How much space do you have?
On average, a regular shower stall or walk-in shower takes up just nine square feet. On the other hand, a standard-sized tub takes up about 13 square feet. It means that showers are the way to go if you don’t have the most spacious bathroom. Even though spaciousness isn’t the only factor when deciding between a bathtub and a walk-in shower, you should consider it. A shower is an obvious winner if you have a smaller-than-average complete bathroom, around 32 square feet. If you have a 40-square-foot bathroom, a shower will take up less than a quarter of the floor space, while a tub will take up a third of the space. The space saved by replacing a tub with a shower may be put into a bigger, more luxurious version.
Think about what’s better in the long run
If you’re approaching a more mature part of your life, it will be necessary to take that as a factor too. Deciding if you’ll install a bathtub or a walk-in shower can’t be purely aesthetic. However, it would be best to think about practicality as well. Climbing into and out of a tub can be difficult for elderly, wheelchair-bound, or other mobility-impaired family members. They need to open the door or curtain to enter and leave a shower or step into curbless walk-in showers. Showers are also more user-friendly because they have features like grab bars on the walls and benches. Nevertheless, easy access walk-in tubs with a built-in door and a bench are available, but they’re expensive, averaging about $5,500.
Find professional movers to help you
While most companies that you purchase a bathtub or a walk-in shower from offer installment services, they don’t deal with everything that goes along with bathroom renovating. Luckily, the Internet is your best friend whatever you do. You can find a lot of helpful information on the Master Moving Guide site. Although they primarily focus on moving tips and guides, they also offer plenty of advice on various home renovation projects, ways to protect your items when transporting or moving them, etc.
Storing your belongings can be of help
Clutter can be a big problem during home renovations. Once you’ve made your choice between bathtub vs. walk-in shower, you should prepare for the upcoming period. That preparation may mean that you have to move out of your home. But also, it will almost certainly mean removing some of your belongings from your home.
In that case, it would be best to rent a storage unit and keep your item safe from dust and damage. If you decide to do that, it’s imperative that you research all the things to know when looking for a provider. If you have also hired a moving company to transport these items, perhaps they also provide storage services. That would be your safest bet.

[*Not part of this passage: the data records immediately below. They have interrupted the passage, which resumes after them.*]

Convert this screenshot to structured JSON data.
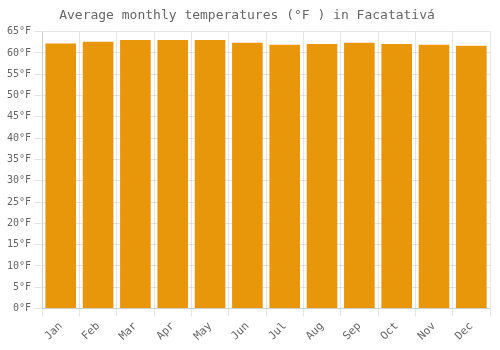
{
  "chart_data": {
    "type": "bar",
    "title": "Average monthly temperatures (°F ) in Facatativá",
    "categories": [
      "Jan",
      "Feb",
      "Mar",
      "Apr",
      "May",
      "Jun",
      "Jul",
      "Aug",
      "Sep",
      "Oct",
      "Nov",
      "Dec"
    ],
    "values": [
      62.2,
      62.6,
      63.0,
      63.0,
      63.0,
      62.4,
      61.9,
      62.1,
      62.4,
      62.1,
      61.9,
      61.7
    ],
    "color": "#E8960A",
    "ylim": [
      0,
      65
    ],
    "yticks": [
      {
        "value": 0,
        "label": "0°F"
      },
      {
        "value": 5,
        "label": "5°F"
      },
      {
        "value": 10,
        "label": "10°F"
      },
      {
        "value": 15,
        "label": "15°F"
      },
      {
        "value": 20,
        "label": "20°F"
      },
      {
        "value": 25,
        "label": "25°F"
      },
      {
        "value": 30,
        "label": "30°F"
      },
      {
        "value": 35,
        "label": "35°F"
      },
      {
        "value": 40,
        "label": "40°F"
      },
      {
        "value": 45,
        "label": "45°F"
      },
      {
        "value": 50,
        "label": "50°F"
      },
      {
        "value": 55,
        "label": "55°F"
      },
      {
        "value": 60,
        "label": "60°F"
      },
      {
        "value": 65,
        "label": "65°F"
      }
    ],
    "grid": true
  }
}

Do you wish to sell your home?
If you’re considering flipping your house in the near future, this should also be one of the factors in deciding between a walk-in shower vs. a bathtub. You should choose the option that’ll help you increase your home’s value. A master bathroom with only a shower stall is avoided by 51% of home buyers. A “full bathroom” is described as one with a tub, which continues to appeal to the majority of single and married home buyers. Young parents with or expecting children also choose to bathe in tubs rather than showers due to convenience.
Always consider your personal needs
No matter what the statistics state or what others advise you to do, you need to consider your own needs first. Once you’ve done the research on bathtub vs. walk-in shower, make your own cons and pros list. Only then will you be able to make a decision you’ll be happy with.